In recent weeks and months, we've been working on greatly improving the integration of the Adapters library with the Hugging Face ecosystem. This has resulted in our new adapter plugin interface. The plugin interface allows you to integrate most of the Adapters library's features into nearly any Transformers model on the Hugging Face Hub with minimal effort. In this post, we'll walk you through using the plugin interface step by step and also show what else is new in the Adapters library.
You can find Adapters on GitHub or install it via pip:
pip install -U adapters
Adapters for Any Transformer with Plugin Interface
In the following, we'll walk through adding adapter support to a custom or not pre-supported model with the Adapters library's plugin interface. Specifically, we'll be writing a plugin interface for the Qwen 3 model and then train an adapter for mathematical reasoning.

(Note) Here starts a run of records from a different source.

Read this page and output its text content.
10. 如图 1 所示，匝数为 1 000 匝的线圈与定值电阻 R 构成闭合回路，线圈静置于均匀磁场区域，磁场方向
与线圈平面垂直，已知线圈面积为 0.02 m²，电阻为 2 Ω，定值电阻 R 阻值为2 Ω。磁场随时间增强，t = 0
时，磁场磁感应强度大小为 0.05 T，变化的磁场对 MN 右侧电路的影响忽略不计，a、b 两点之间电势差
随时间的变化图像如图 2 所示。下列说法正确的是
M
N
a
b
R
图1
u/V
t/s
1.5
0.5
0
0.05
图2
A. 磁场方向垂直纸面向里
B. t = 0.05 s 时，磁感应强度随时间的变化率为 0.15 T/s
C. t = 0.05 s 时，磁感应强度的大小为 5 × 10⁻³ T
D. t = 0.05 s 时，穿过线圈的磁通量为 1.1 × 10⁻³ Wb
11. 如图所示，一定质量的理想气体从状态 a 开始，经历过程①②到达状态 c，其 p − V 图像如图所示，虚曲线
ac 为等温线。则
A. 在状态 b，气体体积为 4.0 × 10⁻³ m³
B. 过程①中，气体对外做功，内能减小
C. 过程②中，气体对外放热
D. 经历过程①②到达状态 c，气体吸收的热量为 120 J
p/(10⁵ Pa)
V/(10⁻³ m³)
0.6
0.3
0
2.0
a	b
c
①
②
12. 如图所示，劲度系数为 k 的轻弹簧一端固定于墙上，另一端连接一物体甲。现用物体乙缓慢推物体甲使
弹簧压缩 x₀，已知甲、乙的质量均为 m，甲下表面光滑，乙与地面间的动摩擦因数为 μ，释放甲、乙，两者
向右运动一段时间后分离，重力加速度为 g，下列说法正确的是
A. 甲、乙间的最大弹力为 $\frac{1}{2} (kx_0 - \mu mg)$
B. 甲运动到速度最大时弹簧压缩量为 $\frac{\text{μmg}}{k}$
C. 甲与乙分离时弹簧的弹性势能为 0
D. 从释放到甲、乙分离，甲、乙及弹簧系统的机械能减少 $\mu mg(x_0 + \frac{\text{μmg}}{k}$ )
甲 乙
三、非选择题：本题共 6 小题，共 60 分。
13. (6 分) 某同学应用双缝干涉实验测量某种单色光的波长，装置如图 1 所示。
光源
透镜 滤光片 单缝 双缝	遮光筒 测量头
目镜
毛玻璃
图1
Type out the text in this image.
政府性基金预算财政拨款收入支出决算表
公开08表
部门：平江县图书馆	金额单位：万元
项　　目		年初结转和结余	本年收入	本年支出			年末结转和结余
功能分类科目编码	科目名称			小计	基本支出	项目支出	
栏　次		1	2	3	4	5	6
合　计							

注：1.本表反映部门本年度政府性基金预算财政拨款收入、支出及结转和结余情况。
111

Important: The interface below for Qwen 2 and Qwen 3 already comes pre-supported in Adapters, so you could skip this section entirely! It's merely to showcase how you could define interfaces for your own custom models! You can find a list of all pre-supported models in our docs.
Understanding the Model Architecture
Before creating our plugin interface, let's understand the basic structure of Qwen 3:
- Like most Transformer language models, it consists of an embedding layer followed by a series of decoder layers
- Each layer contains a self-attention block and an MLP block
- The self-attention block includes query, key, value, and output projections
- The MLP block includes multiple linear projections
- Qwen applies layer norms before the self-attention and MLP blocks
To create an adapter interface, we need to map these components to the appropriate adapter hooks.
Creating the Plugin Interface
Now we'll create a plugin interface for Qwen 3 that maps the model's architecture to the adapter framework.
import adapters
from adapters import AdapterModelInterface
from transformers import AutoModelForCausalLM
plugin_interface = AdapterModelInterface(
# Specify which adapter methods to enable
adapter_methods=["lora", "reft", "bottleneck"],
# Map the model's components to the adapter interface
model_embeddings="embed_tokens", # Embedding layer
model_layers="layers", # Transformer layers
layer_self_attn="self_attn", # Self-attention module in each layer
layer_cross_attn=None, # Qwen doesn't have cross-attention
# Projection matrices within the attention module
attn_k_proj="k_proj", # Key projection
attn_q_proj="q_proj", # Query projection
attn_v_proj="v_proj", # Value projection
attn_o_proj="o_proj", # Output projection
# MLP projections
layer_intermediate_proj="mlp.up_proj", # Up projection in MLP
layer_output_proj="mlp.down_proj", # Downward projection in MLP
layer_pre_self_attn="input_layernorm", # Hook directly before self-attention
layer_pre_ffn="post_attention_layernorm", # Hook directly before MLP
# Qwen applies layer norms before attention and MLP, so no need to add them here
layer_ln_1=None,
layer_ln_2=None,
)
Each parameter in the interface maps to specific module names in the model's architecture, allowing the adapter methods to hook into the right components.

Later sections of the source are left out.